In 2006, the Company adopted the provisions of Emerging Issues
Committee (EIC) Abstract 162, Stock-Based Compensation for
Employees Eligible to Retire Before the Vesting Date, for Canadian
GAAP. Under EIC 162, the Company was required to restate prior
periods for the impact of stock-based compensation issued to
employees eligible for retirement before the vesting date. For
United States GAAP, upon adoption of FAS 123(R), the Company was
only required to apply the provisions relating to employees eligible
to retire prior to the vesting date to awards issued after January 1,
2006. As a result, for the year ended December 31, 2006, an
additional $2 million of compensation expense was recorded under
United States GAAP, relative to that recorded under Canadian
GAAP, related to retirement-eligible employees.
(H) PENSION LIABILIT Y REL ATED TO FUNDED STATUS
OF PENSION PLANS:
Under United States GAAP, the Company was required to adopt the
recognition and disclosure provisions of FASB Statement No. 158
(“FAS 158), Employers’ Accounting for Defined Benefit Pension and
Other Postretirement Plans, as at December 31, 2006. Under FAS 158,
the Company is required to recognize the funded status of defined
benefit postretirement plans on the balance sheet with changes
recorded in other comprehensive income (loss). The adoption of this
standard resulted in an increase to accumulated other comprehensive
income at December 31, 2006, of $50 million, net of income taxes of
$27 million. For the year ended December 31, 2007, under United
States GAAP, the Company recorded a decrease of $15 million to other
comprehensive income, net of income taxes of $6 million to reflect
the current period increase in the funded status differences.
(I) INCOME TAXES:
Included in the caption “Income taxes” is the tax effect of various
adjustments where appropriate. In addition, in 2007, the deferred
tax liability of $254 million related to the historical outside basis
difference of the Company’s investment in Rogers Wireless Inc.

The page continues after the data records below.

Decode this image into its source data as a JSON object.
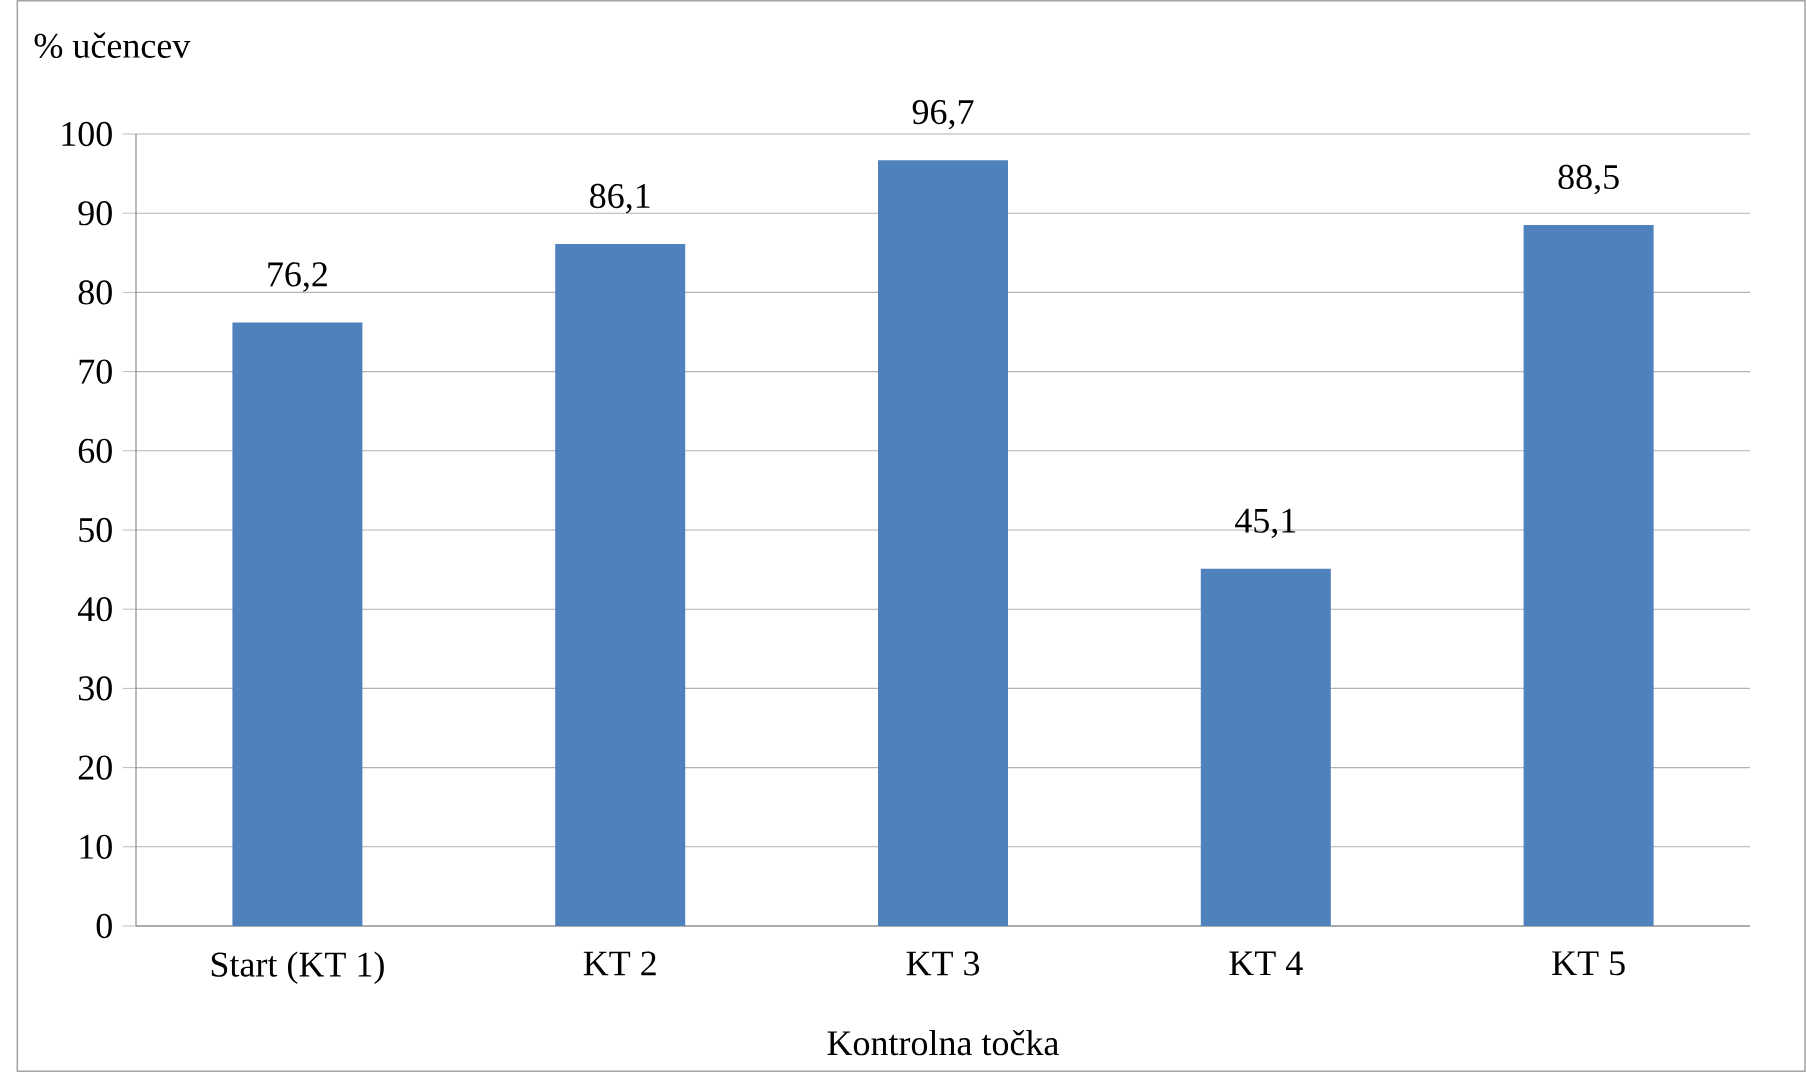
{
  "chart_data": {
    "type": "bar",
    "xlabel": "Kontrolna točka",
    "ylabel": "% učencev",
    "categories": [
      "Start (KT 1)",
      "KT 2",
      "KT 3",
      "KT 4",
      "KT 5"
    ],
    "values": [
      76.2,
      86.1,
      96.7,
      45.1,
      88.5
    ],
    "value_labels": [
      "76,2",
      "86,1",
      "96,7",
      "45,1",
      "88,5"
    ],
    "color": "#4f81bd",
    "ylim": [
      0,
      100
    ],
    "yticks": [
      0,
      10,
      20,
      30,
      40,
      50,
      60,
      70,
      80,
      90,
      100
    ],
    "grid": "y"
  }
}
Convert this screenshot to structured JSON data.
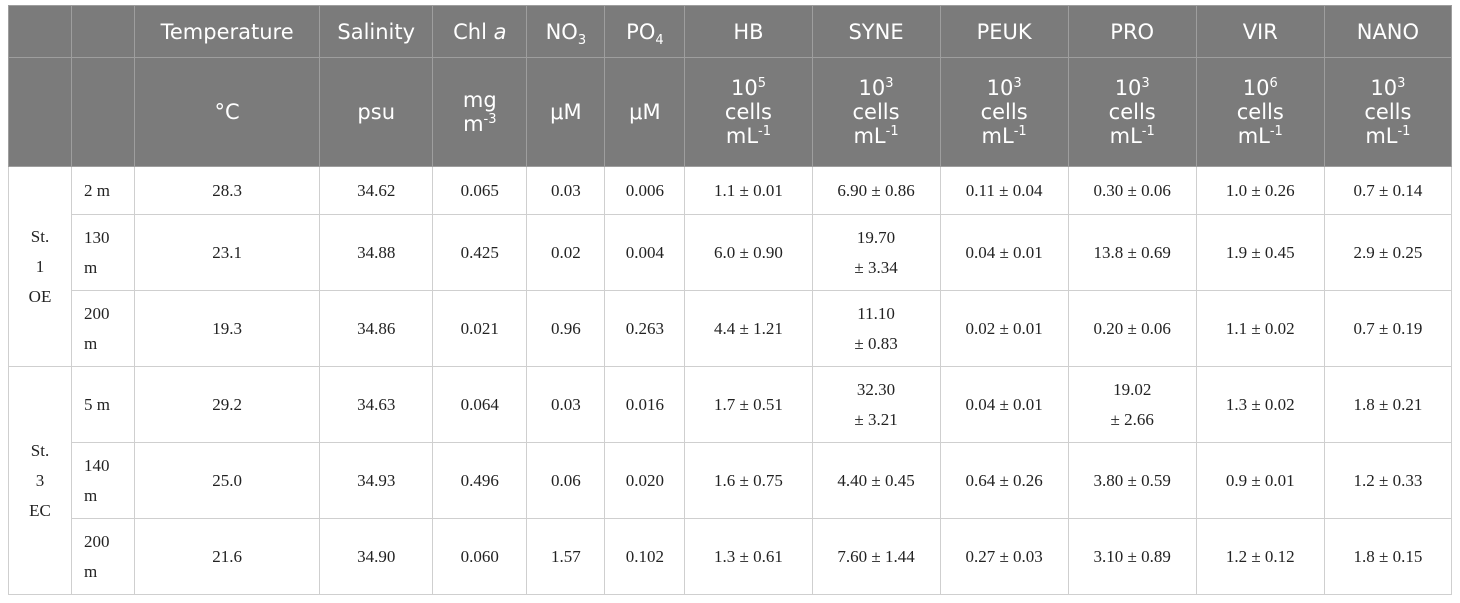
{
  "header": {
    "columns": [
      {
        "name": "Temperature",
        "unit": "°C"
      },
      {
        "name": "Salinity",
        "unit": "psu"
      },
      {
        "name_pre": "Chl ",
        "name_it": "a",
        "unit_l1": "mg",
        "unit_l2_base": "m",
        "unit_l2_sup": "-3"
      },
      {
        "name_base": "NO",
        "name_sub": "3",
        "unit": "μM"
      },
      {
        "name_base": "PO",
        "name_sub": "4",
        "unit": "μM"
      },
      {
        "name": "HB",
        "unit_base": "10",
        "unit_exp": "5",
        "unit_mid": "cells",
        "unit_l3_base": "mL",
        "unit_l3_sup": "-1"
      },
      {
        "name": "SYNE",
        "unit_base": "10",
        "unit_exp": "3",
        "unit_mid": "cells",
        "unit_l3_base": "mL",
        "unit_l3_sup": "-1"
      },
      {
        "name": "PEUK",
        "unit_base": "10",
        "unit_exp": "3",
        "unit_mid": "cells",
        "unit_l3_base": "mL",
        "unit_l3_sup": "-1"
      },
      {
        "name": "PRO",
        "unit_base": "10",
        "unit_exp": "3",
        "unit_mid": "cells",
        "unit_l3_base": "mL",
        "unit_l3_sup": "-1"
      },
      {
        "name": "VIR",
        "unit_base": "10",
        "unit_exp": "6",
        "unit_mid": "cells",
        "unit_l3_base": "mL",
        "unit_l3_sup": "-1"
      },
      {
        "name": "NANO",
        "unit_base": "10",
        "unit_exp": "3",
        "unit_mid": "cells",
        "unit_l3_base": "mL",
        "unit_l3_sup": "-1"
      }
    ]
  },
  "stations": [
    {
      "label_lines": [
        "St.",
        "1",
        "OE"
      ],
      "rows": [
        {
          "depth": [
            "2 m"
          ],
          "cells": [
            [
              "28.3"
            ],
            [
              "34.62"
            ],
            [
              "0.065"
            ],
            [
              "0.03"
            ],
            [
              "0.006"
            ],
            [
              "1.1 ± 0.01"
            ],
            [
              "6.90 ± 0.86"
            ],
            [
              "0.11 ± 0.04"
            ],
            [
              "0.30 ± 0.06"
            ],
            [
              "1.0 ± 0.26"
            ],
            [
              "0.7 ± 0.14"
            ]
          ]
        },
        {
          "depth": [
            "130",
            "m"
          ],
          "cells": [
            [
              "23.1"
            ],
            [
              "34.88"
            ],
            [
              "0.425"
            ],
            [
              "0.02"
            ],
            [
              "0.004"
            ],
            [
              "6.0 ± 0.90"
            ],
            [
              "19.70",
              "± 3.34"
            ],
            [
              "0.04 ± 0.01"
            ],
            [
              "13.8 ± 0.69"
            ],
            [
              "1.9 ± 0.45"
            ],
            [
              "2.9 ± 0.25"
            ]
          ]
        },
        {
          "depth": [
            "200",
            "m"
          ],
          "cells": [
            [
              "19.3"
            ],
            [
              "34.86"
            ],
            [
              "0.021"
            ],
            [
              "0.96"
            ],
            [
              "0.263"
            ],
            [
              "4.4 ± 1.21"
            ],
            [
              "11.10",
              "± 0.83"
            ],
            [
              "0.02 ± 0.01"
            ],
            [
              "0.20 ± 0.06"
            ],
            [
              "1.1 ± 0.02"
            ],
            [
              "0.7 ± 0.19"
            ]
          ]
        }
      ]
    },
    {
      "label_lines": [
        "St.",
        "3",
        "EC"
      ],
      "rows": [
        {
          "depth": [
            "5 m"
          ],
          "cells": [
            [
              "29.2"
            ],
            [
              "34.63"
            ],
            [
              "0.064"
            ],
            [
              "0.03"
            ],
            [
              "0.016"
            ],
            [
              "1.7 ± 0.51"
            ],
            [
              "32.30",
              "± 3.21"
            ],
            [
              "0.04 ± 0.01"
            ],
            [
              "19.02",
              "± 2.66"
            ],
            [
              "1.3 ± 0.02"
            ],
            [
              "1.8 ± 0.21"
            ]
          ]
        },
        {
          "depth": [
            "140",
            "m"
          ],
          "cells": [
            [
              "25.0"
            ],
            [
              "34.93"
            ],
            [
              "0.496"
            ],
            [
              "0.06"
            ],
            [
              "0.020"
            ],
            [
              "1.6 ± 0.75"
            ],
            [
              "4.40 ± 0.45"
            ],
            [
              "0.64 ± 0.26"
            ],
            [
              "3.80 ± 0.59"
            ],
            [
              "0.9 ± 0.01"
            ],
            [
              "1.2 ± 0.33"
            ]
          ]
        },
        {
          "depth": [
            "200",
            "m"
          ],
          "cells": [
            [
              "21.6"
            ],
            [
              "34.90"
            ],
            [
              "0.060"
            ],
            [
              "1.57"
            ],
            [
              "0.102"
            ],
            [
              "1.3 ± 0.61"
            ],
            [
              "7.60 ± 1.44"
            ],
            [
              "0.27 ± 0.03"
            ],
            [
              "3.10 ± 0.89"
            ],
            [
              "1.2 ± 0.12"
            ],
            [
              "1.8 ± 0.15"
            ]
          ]
        }
      ]
    }
  ]
}
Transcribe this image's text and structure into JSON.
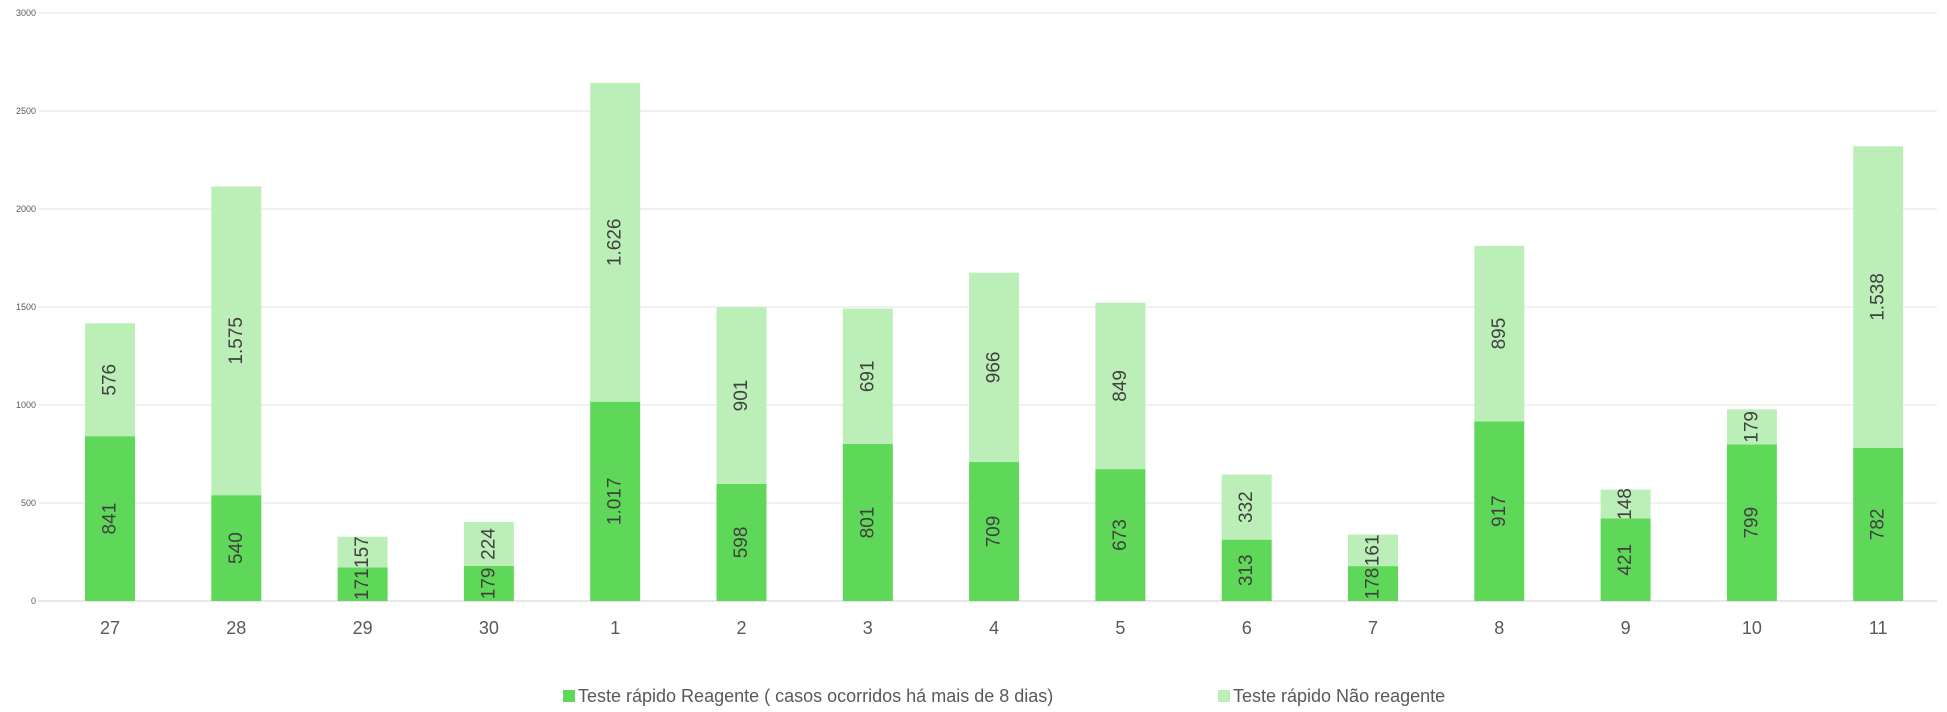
{
  "chart_data": {
    "type": "bar",
    "stacked": true,
    "categories": [
      "27",
      "28",
      "29",
      "30",
      "1",
      "2",
      "3",
      "4",
      "5",
      "6",
      "7",
      "8",
      "9",
      "10",
      "11"
    ],
    "series": [
      {
        "name": "Teste rápido Reagente ( casos ocorridos há mais de 8 dias)",
        "color": "#5fd85a",
        "values": [
          841,
          540,
          171,
          179,
          1017,
          598,
          801,
          709,
          673,
          313,
          178,
          917,
          421,
          799,
          782
        ],
        "labels": [
          "841",
          "540",
          "171",
          "179",
          "1.017",
          "598",
          "801",
          "709",
          "673",
          "313",
          "178",
          "917",
          "421",
          "799",
          "782"
        ]
      },
      {
        "name": "Teste rápido Não reagente",
        "color": "#bcefb7",
        "values": [
          576,
          1575,
          157,
          224,
          1626,
          901,
          691,
          966,
          849,
          332,
          161,
          895,
          148,
          179,
          1538
        ],
        "labels": [
          "576",
          "1.575",
          "157",
          "224",
          "1.626",
          "901",
          "691",
          "966",
          "849",
          "332",
          "161",
          "895",
          "148",
          "179",
          "1.538"
        ]
      }
    ],
    "yticks": [
      "0",
      "500",
      "1000",
      "1500",
      "2000",
      "2500",
      "3000"
    ],
    "ylim": [
      0,
      3000
    ],
    "grid": true,
    "legend_position": "bottom"
  }
}
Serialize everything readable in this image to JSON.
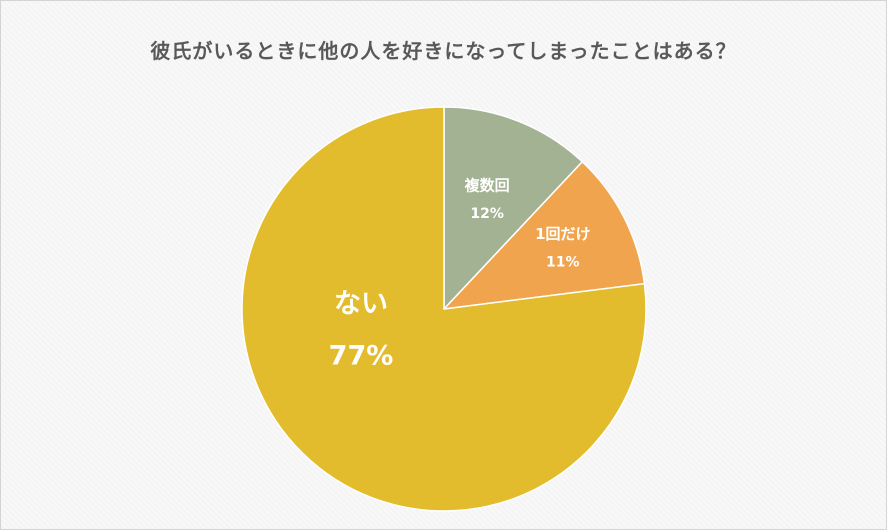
{
  "chart_data": {
    "type": "pie",
    "title": "彼氏がいるときに他の人を好きになってしまったことはある？",
    "slices": [
      {
        "label": "複数回",
        "value": 12,
        "display": "12%",
        "color": "#a4b294"
      },
      {
        "label": "1回だけ",
        "value": 11,
        "display": "11%",
        "color": "#f0a44e"
      },
      {
        "label": "ない",
        "value": 77,
        "display": "77%",
        "color": "#e2bc2c"
      }
    ],
    "start_angle_deg": 0,
    "direction": "clockwise",
    "legend": "none"
  }
}
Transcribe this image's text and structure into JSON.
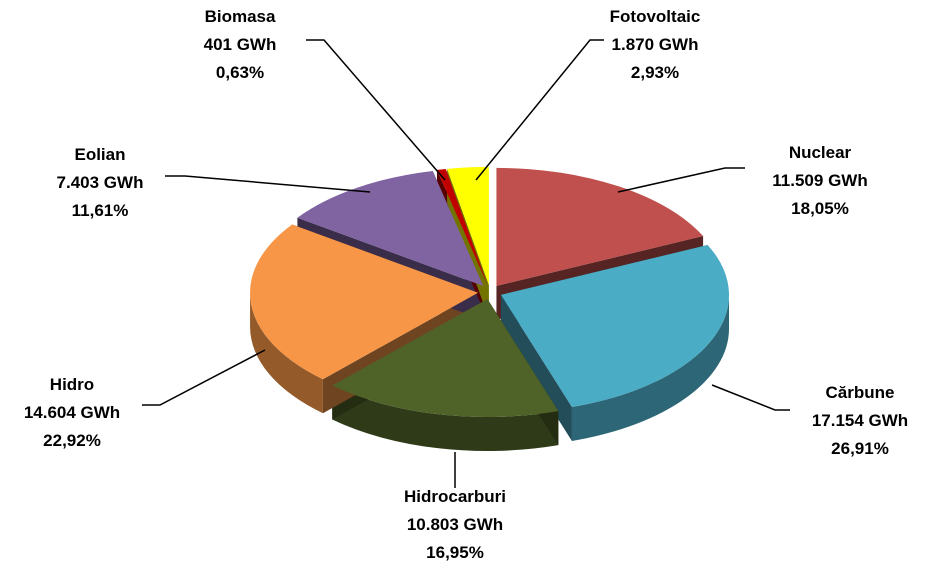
{
  "chart_data": {
    "type": "pie3d",
    "categories": [
      "Nuclear",
      "Cărbune",
      "Hidrocarburi",
      "Hidro",
      "Eolian",
      "Biomasa",
      "Fotovoltaic"
    ],
    "values": [
      11509,
      17154,
      10803,
      14604,
      7403,
      401,
      1870
    ],
    "value_labels": [
      "11.509 GWh",
      "17.154 GWh",
      "10.803 GWh",
      "14.604 GWh",
      "7.403 GWh",
      "401 GWh",
      "1.870 GWh"
    ],
    "percentages": [
      18.05,
      26.91,
      16.95,
      22.92,
      11.61,
      0.63,
      2.93
    ],
    "percentage_labels": [
      "18,05%",
      "26,91%",
      "16,95%",
      "22,92%",
      "11,61%",
      "0,63%",
      "2,93%"
    ],
    "colors": [
      "#c0504d",
      "#4bacc6",
      "#4f6228",
      "#f79646",
      "#8064a2",
      "#c00000",
      "#ffff00"
    ]
  }
}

was reversed as a result of the amalgamation of Rogers Wireless
Inc. and RCI. This resulted in an increase to income under United
States GAAP of $254 million. In 2006, the Company released certain
valuation allowances that were previously recorded under United
States GAAP based on management’s assessment that it is more
likely than not that these income tax assets will be realized.
In June 2006, the FASB issued Interpretation No. 48, Accounting for
Uncertainty in Income Taxes, an Interpretation of FASB Statement
No. 109. This interpretation prescribes the measurement and
recognition criteria of a tax position taken or expected to be taken
in a tax return. This interpretation was effective for the Company
beginning January 1, 2007. The application of this interpretation
did not have a material impact on the results of the Company under
United States GAAP.
(J) INSTALLATION REVENUES AND COSTS, NET:
For Canadian GAAP purposes, cable installation revenues for both
new connects and re-connects are deferred and amortized over the
customer relationship period. For United States GAAP purposes,
installation revenues are immediately recognized in income to
the extent of direct selling costs, with any excess deferred and
amortized over the customer relationship period.